Dass das „gefährlichste AKW Deutschlands” noch am Netz ist, haben wir „RotGrün” zu verdanken, die im sog. „Atomkompromiss 2001” den Konzernen die muntere Übertragbarkeit von („Rest”)Strommengen zugebilligt haben. Der Siedewasserreaktor in Gundremmingen „profitiert” davon – bis heute !

Die Reststrommengen der beiden AKW Blöcke B und C in Gundremmingen reichen nur noch bis zum Frühjahr 2017. Darauf verweist das „Zwischenlager-Forum“ mit Bezug auf eine Meldung des „Bundesamts für kerntechnische Entsorgungssicherheit“ (BfE), vormals bekannt als Bundesamt für Strahlenschutz. Doch zu einer an sich äußerst sinnvollen Abschaltung wird es nicht kommen, da die Betreiber RWE und E.on kurzerhand Strommengen von anderen abgeschalteten Atommeilern übertragen dürfen. Nach den Regelungen zum Atomausstieg nach Fukushima darf der Block B noch bis Ende 2017 und der Block C bis Ende 2021 in Betrieb bleiben.

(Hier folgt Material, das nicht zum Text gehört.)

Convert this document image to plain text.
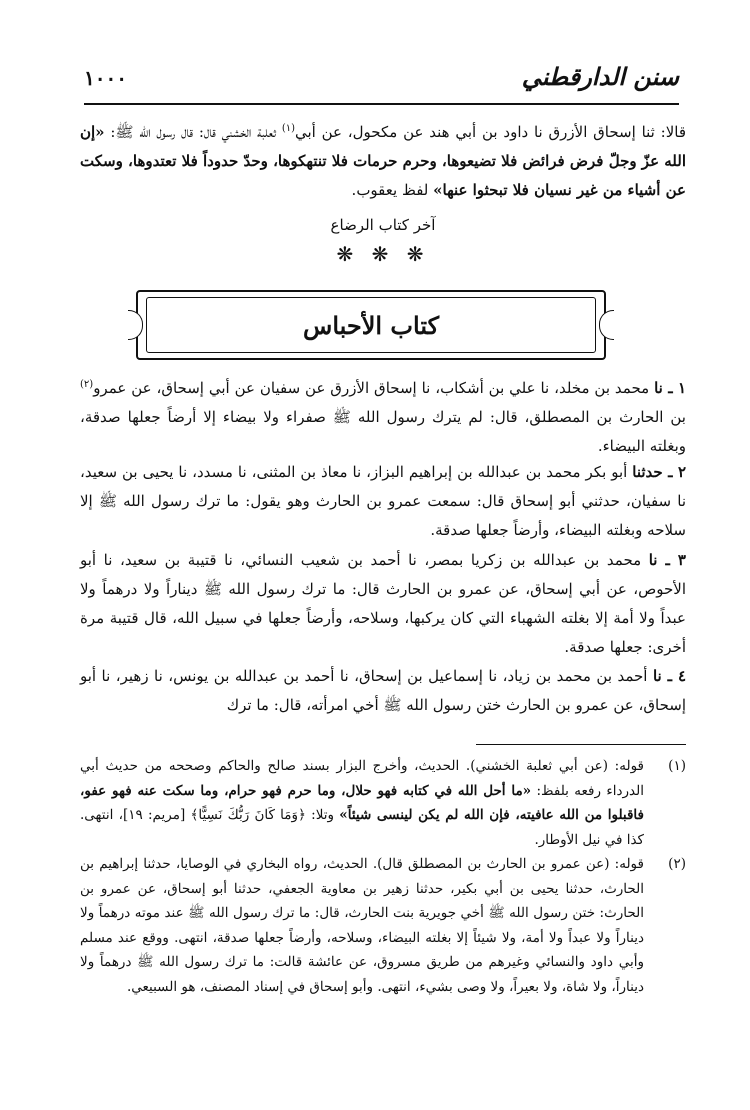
سنن الدارقطني
١٠٠٠

قالا: ثنا إسحاق الأزرق نا داود بن أبي هند عن مكحول، عن أبي$^{(١)}$ ثعلبة الخشني قال: قال رسول الله ﷺ: «إن الله عزّ وجلّ فرض فرائض فلا تضيعوها، وحرم حرمات فلا تنتهكوها، وحدّ حدوداً فلا تعتدوها، وسكت عن أشياء من غير نسيان فلا تبحثوا عنها» لفظ يعقوب.

آخر كتاب الرضاع
❋ ❋ ❋
كتاب الأحباس

١ ـ نا محمد بن مخلد، نا علي بن أشكاب، نا إسحاق الأزرق عن سفيان عن أبي إسحاق، عن عمرو$^{(٢)}$ بن الحارث بن المصطلق، قال: لم يترك رسول الله ﷺ صفراء ولا بيضاء إلا أرضاً جعلها صدقة، وبغلته البيضاء.

٢ ـ حدثنا أبو بكر محمد بن عبدالله بن إبراهيم البزاز، نا معاذ بن المثنى، نا مسدد، نا يحيى بن سعيد، نا سفيان، حدثني أبو إسحاق قال: سمعت عمرو بن الحارث وهو يقول: ما ترك رسول الله ﷺ إلا سلاحه وبغلته البيضاء، وأرضاً جعلها صدقة.

٣ ـ نا محمد بن عبدالله بن زكريا بمصر، نا أحمد بن شعيب النسائي، نا قتيبة بن سعيد، نا أبو الأحوص، عن أبي إسحاق، عن عمرو بن الحارث قال: ما ترك رسول الله ﷺ ديناراً ولا درهماً ولا عبداً ولا أمة إلا بغلته الشهباء التي كان يركبها، وسلاحه، وأرضاً جعلها في سبيل الله، قال قتيبة مرة أخرى: جعلها صدقة.

٤ ـ نا أحمد بن محمد بن زياد، نا إسماعيل بن إسحاق، نا أحمد بن عبدالله بن يونس، نا زهير، نا أبو إسحاق، عن عمرو بن الحارث ختن رسول الله ﷺ أخي امرأته، قال: ما ترك

(١)
قوله: (عن أبي ثعلبة الخشني). الحديث، وأخرج البزار بسند صالح والحاكم وصححه من حديث أبي الدرداء رفعه بلفظ: «ما أحل الله في كتابه فهو حلال، وما حرم فهو حرام، وما سكت عنه فهو عفو، فاقبلوا من الله عافيته، فإن الله لم يكن لينسى شيئاً» وتلا: ﴿وَمَا كَانَ رَبُّكَ نَسِيًّا﴾ [مريم: ١٩]، انتهى. كذا في نيل الأوطار.
(٢)
قوله: (عن عمرو بن الحارث بن المصطلق قال). الحديث، رواه البخاري في الوصايا، حدثنا إبراهيم بن الحارث، حدثنا يحيى بن أبي بكير، حدثنا زهير بن معاوية الجعفي، حدثنا أبو إسحاق، عن عمرو بن الحارث: ختن رسول الله ﷺ أخي جويرية بنت الحارث، قال: ما ترك رسول الله ﷺ عند موته درهماً ولا ديناراً ولا عبداً ولا أمة، ولا شيئاً إلا بغلته البيضاء، وسلاحه، وأرضاً جعلها صدقة، انتهى. ووقع عند مسلم وأبي داود والنسائي وغيرهم من طريق مسروق، عن عائشة قالت: ما ترك رسول الله ﷺ درهماً ولا ديناراً، ولا شاة، ولا بعيراً، ولا وصى بشيء، انتهى. وأبو إسحاق في إسناد المصنف، هو السبيعي.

http://umweltfairaendern.de/2016/12/akw-gundremmingen-b-und-c-reststrommengen

... und es wird mit einem Brennelementewechsel (jetzt ohne Steuern !) auch noch der letzte Profit aus den Schrottmeilern gepresst - in der Hoffnung, dass es gut geht:

Block C im Kernkraftwerk wird wieder hochgefahren

Der Block C am Kernkraftwerk Gundremmingen soll am Freitag wieder hochgefahren werden. Er wurde in den vergangenen Wochen vom Netz getrennt, damit Brennelemente gewechselt werden konnten. Es wurden benutzte und 72 frische Brennelemente in den Reaktor eingesetzt. Damit soll die Einsatzplanung für die letzten fünf Betriebsjahre optimiert werden, so Geschäftsführer Michael Trobitz. Außerdem sollte eine Kühlmittelumwälzpumpe in Stand gesetzt werden. Sie ist im September kaputt gegangen.